Der Begriff "Gestalttherapie" wurde in den 50ger Jahren des letzten Jahrhunderts von Fritz Perls geprägt. Perls war damals auf der Suche nach einem Gegenentwurf zu der von Freud begründeten und zu der Zeit sehr populären Psychoanalyse.  In  den 60er Jahren des letzten Jahrhunderts verbreitete sich die Gestalttherapie von den Vereinigten Staaten ausgehend auch nach Europa. Die Gestalttherapie ist nicht mit gestaltungstherapeutischen Verfahren wie etwa der Kunsttherapie gleichzusetzen. 
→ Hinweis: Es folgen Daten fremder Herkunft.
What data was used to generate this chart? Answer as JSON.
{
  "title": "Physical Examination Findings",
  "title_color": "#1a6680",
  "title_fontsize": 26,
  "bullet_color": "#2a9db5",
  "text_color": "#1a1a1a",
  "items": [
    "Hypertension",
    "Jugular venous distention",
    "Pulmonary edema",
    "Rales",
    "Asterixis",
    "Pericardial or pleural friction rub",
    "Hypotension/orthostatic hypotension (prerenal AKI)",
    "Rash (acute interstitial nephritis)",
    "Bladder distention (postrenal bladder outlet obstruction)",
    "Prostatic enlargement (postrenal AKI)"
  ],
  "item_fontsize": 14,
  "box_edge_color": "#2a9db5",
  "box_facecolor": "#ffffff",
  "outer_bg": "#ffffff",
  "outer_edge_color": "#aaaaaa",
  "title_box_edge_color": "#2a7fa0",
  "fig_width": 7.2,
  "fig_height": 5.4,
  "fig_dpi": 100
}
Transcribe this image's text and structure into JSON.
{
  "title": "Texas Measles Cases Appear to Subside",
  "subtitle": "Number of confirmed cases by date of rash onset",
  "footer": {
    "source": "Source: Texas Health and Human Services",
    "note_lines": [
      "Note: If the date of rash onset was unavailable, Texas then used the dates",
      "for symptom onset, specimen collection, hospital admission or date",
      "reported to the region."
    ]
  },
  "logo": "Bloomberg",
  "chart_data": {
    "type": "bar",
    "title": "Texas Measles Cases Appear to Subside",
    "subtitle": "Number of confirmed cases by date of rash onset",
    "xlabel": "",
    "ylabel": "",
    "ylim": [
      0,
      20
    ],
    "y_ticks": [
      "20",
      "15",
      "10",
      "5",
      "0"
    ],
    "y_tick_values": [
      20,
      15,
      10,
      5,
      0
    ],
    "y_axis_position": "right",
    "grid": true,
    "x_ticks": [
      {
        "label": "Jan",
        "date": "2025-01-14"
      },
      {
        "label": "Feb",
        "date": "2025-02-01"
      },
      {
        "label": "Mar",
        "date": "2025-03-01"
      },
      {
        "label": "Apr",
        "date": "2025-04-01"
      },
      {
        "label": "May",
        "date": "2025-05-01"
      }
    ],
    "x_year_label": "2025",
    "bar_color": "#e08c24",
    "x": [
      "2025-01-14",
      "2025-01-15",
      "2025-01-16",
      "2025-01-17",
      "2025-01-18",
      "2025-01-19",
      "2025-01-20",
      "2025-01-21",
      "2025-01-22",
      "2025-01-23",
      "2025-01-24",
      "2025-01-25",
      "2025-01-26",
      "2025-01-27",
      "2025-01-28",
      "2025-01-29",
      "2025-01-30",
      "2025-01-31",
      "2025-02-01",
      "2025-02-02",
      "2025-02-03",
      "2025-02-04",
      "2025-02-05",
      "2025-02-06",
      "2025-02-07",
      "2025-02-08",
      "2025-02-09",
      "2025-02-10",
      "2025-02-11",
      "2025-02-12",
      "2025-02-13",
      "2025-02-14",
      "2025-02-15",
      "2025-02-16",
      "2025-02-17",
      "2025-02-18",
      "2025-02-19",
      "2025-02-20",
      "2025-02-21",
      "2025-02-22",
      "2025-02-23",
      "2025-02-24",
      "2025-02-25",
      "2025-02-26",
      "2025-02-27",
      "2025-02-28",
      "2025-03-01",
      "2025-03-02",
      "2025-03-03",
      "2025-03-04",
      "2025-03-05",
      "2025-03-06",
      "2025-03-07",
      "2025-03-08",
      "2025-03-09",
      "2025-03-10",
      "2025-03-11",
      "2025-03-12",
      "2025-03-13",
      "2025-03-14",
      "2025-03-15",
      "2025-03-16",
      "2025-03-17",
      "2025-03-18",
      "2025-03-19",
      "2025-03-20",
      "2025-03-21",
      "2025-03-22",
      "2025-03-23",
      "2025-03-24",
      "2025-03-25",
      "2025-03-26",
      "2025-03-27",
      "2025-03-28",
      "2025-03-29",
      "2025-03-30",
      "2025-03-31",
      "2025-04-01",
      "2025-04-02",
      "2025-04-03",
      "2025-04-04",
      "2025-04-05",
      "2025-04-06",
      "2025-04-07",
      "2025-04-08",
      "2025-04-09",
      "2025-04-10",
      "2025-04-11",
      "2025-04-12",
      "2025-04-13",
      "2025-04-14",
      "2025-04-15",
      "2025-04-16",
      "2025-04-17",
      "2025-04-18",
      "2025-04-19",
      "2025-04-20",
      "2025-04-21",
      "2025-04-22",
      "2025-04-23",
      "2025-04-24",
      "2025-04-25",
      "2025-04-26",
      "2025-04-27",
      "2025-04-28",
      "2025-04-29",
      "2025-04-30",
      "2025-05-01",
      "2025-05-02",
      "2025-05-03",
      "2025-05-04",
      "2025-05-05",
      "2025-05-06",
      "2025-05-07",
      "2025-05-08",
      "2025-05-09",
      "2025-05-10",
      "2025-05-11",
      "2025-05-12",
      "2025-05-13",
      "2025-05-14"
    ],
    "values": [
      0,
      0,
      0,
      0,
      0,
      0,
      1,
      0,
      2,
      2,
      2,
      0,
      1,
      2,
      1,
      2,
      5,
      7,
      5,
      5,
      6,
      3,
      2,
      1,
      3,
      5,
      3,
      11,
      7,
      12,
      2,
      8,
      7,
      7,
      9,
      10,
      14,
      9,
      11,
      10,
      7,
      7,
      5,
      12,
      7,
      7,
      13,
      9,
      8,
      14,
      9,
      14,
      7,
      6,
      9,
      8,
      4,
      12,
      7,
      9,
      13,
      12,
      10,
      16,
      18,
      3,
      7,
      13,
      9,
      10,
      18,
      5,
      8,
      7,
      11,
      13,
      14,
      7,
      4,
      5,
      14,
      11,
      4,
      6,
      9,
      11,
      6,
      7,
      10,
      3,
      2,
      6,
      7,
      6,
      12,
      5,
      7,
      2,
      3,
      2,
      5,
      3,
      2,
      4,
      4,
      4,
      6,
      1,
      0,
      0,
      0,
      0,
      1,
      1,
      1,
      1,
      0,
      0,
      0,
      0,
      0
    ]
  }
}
Mit der Gestalttherapie sind folgende Begriffe verbunden, die ich Ihnen anschließend im Einzelnen kurz vorstellen werde:

  1. Gestalt
  2. Gewahr-Sein
  3. Beziehung
  4. Kontakt
  5. Prozess

Was das ganze dann mit Ihnen als Patient oder Patientin zu tun haben soll und ob das überhaupt nützlich sein kann, erläutere ich an fiktiven Beispielen aus der Praxis.

1.Begriff:  Gestalt

Betrachten Sie das folgende Bild. Was sehen Sie?

gestaltgestalt

 

 

Sie sehen vermutlich einen Würfel mit weißen Kanten. Teile dieser Karten sind aber genau genommen gar nicht sichtbar, da es sich um weiße Kanten auf weißem Grund handelt. Dennoch "erkennen" Sie einen Würfel. Sie erkennen den Würfel deshalb, weil (a) unser sensorisches Wahrnehmungsssystem so funktioniert, dass es "Lücken" auffüllt und (b) weil Sie den Gegenstand "Würfel" kennen. Wenn Sie noch nie im Leben einen Würfel gesehen hätten, würden Sie auf dem Bild auch keinen Würfel erkennen, sondern lediglich schwarze und weiße Bereiche.

Alternativ zum Würfel könnte es auch sein, dass Sie von weißen Bereichen unterbrochene schwarze "Kreise" erkannt haben. Ihr Wahrnehmungssystem und Ihr Wissem um "schwarze Kreise" vervollständigt die verschiedenen schwarzen und weißen Formen zu einem sinnvollen Bild.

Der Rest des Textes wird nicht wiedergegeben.